Marguerite, en effet, avait réussi à leur raconter peu à peu ce qu’avait été sa vie dans les demeures successives de son père. Quatre ans de relative douceur aux mains d’une nourrice qui l’avait quittée pour un monde meilleur, puis le quasi-abandon auprès de domestiques indifférents et, pour la plupart du temps, loin des yeux d’un père qui ne celait pas son aversion. Ses seules sorties la conduisaient à l’église voisine, sous la garde d’une servante bigote qui ne trouvait jamais assez longues les stations que l’on faisait, à genoux, sur des dalles froides. Elle avait fini par penser qu’un couvent ne serait pas plus pénible que sa vie dans la maison paternelle et, un jour, elle avait osé demander qu’on lui permît d’entrer en religion.

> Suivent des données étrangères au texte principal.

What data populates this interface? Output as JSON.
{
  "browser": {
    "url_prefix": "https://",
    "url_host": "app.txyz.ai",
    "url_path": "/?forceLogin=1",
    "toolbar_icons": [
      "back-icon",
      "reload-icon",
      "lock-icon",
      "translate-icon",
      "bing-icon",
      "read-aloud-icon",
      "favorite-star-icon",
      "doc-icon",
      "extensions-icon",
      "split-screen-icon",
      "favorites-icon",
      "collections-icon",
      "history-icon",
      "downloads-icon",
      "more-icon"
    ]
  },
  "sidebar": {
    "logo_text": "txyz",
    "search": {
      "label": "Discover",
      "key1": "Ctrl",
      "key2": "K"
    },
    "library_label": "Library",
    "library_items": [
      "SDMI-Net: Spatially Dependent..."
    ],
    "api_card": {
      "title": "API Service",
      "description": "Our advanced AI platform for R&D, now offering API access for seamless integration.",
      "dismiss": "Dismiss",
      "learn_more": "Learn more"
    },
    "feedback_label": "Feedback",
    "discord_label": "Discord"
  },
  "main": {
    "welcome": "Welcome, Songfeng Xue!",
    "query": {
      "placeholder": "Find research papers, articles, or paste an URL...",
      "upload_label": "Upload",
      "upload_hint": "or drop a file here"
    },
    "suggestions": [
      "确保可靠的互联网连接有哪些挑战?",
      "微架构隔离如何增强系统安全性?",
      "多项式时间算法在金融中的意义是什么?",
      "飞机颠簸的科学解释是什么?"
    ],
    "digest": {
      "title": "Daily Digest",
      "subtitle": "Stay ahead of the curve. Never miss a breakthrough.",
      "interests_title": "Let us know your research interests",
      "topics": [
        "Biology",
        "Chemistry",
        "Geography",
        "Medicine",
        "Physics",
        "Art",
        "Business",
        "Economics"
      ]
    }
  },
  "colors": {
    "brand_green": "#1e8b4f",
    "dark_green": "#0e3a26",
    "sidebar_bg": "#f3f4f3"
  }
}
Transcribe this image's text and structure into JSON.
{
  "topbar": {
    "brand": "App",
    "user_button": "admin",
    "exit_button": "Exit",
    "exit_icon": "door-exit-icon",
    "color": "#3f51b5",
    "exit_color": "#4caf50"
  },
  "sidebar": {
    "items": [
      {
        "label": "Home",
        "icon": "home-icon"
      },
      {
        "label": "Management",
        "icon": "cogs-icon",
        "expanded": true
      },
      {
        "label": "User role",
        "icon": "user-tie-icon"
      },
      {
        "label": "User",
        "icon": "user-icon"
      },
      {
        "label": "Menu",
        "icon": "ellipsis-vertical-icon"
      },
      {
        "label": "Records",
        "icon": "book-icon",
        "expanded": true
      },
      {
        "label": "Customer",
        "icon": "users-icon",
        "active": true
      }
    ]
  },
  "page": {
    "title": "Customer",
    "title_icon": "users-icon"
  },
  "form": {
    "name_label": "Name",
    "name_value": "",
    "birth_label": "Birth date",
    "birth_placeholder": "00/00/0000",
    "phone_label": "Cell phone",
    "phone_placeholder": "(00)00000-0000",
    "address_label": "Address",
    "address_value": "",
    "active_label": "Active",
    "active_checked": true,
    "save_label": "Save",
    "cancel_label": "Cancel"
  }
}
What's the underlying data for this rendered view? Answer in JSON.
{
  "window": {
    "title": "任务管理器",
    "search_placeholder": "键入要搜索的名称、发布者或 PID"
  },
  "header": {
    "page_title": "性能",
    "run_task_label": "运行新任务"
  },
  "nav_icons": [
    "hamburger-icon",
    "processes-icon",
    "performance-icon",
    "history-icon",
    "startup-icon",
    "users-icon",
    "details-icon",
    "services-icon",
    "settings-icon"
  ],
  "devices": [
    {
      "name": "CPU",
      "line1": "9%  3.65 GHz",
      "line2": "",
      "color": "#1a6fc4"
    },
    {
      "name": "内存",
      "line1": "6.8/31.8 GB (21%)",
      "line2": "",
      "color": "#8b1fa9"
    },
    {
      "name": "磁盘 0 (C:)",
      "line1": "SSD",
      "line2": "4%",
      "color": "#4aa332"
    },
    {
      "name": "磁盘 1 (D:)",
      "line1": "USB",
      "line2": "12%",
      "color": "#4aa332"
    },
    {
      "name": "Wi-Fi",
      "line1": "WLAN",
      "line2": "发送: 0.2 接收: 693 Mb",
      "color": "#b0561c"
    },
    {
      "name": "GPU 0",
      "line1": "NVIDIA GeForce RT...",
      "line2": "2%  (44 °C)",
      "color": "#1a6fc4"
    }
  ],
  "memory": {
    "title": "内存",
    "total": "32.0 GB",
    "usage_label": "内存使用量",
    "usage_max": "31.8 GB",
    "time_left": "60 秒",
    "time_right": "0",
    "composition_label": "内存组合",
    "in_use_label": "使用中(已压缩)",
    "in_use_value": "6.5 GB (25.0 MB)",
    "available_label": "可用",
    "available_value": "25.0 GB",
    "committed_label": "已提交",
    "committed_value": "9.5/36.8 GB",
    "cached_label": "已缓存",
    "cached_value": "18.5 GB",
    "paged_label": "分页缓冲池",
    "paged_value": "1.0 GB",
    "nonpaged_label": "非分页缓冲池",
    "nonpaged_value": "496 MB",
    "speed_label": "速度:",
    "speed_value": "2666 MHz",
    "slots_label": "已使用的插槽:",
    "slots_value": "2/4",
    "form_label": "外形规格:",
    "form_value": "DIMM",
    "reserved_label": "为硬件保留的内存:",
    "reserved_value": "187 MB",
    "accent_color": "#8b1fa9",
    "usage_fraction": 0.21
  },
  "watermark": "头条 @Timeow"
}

Du Hamel avait refusé sèchement. Il n’avait aucune envie de payer une dot pour une fille qui lui économisait déjà une servante de cuisine. Et puis, quand l’adolescence avait formé le corps de Marguerite, elle avait dû subir les violences d’un palefrenier qui l’avait odieusement forcée dans la paille de l’écurie. La suite, les nouveaux amis de la malheureuse – elle ignorait toujours le lien de sang qui l’unissait à Fiora car Démétrios, prudent, l’avait exigé. Ils en avaient appris le plus noir durant la transe où la jeune femme avait été plongée : l’accouchement dans la cave où du Hamel l’avait séquestrée après l’avoir cruellement frappée quand son état était devenu visible, la naissance d’un petit garçon qu’on lui avait arraché et froidement étranglé sous ses yeux...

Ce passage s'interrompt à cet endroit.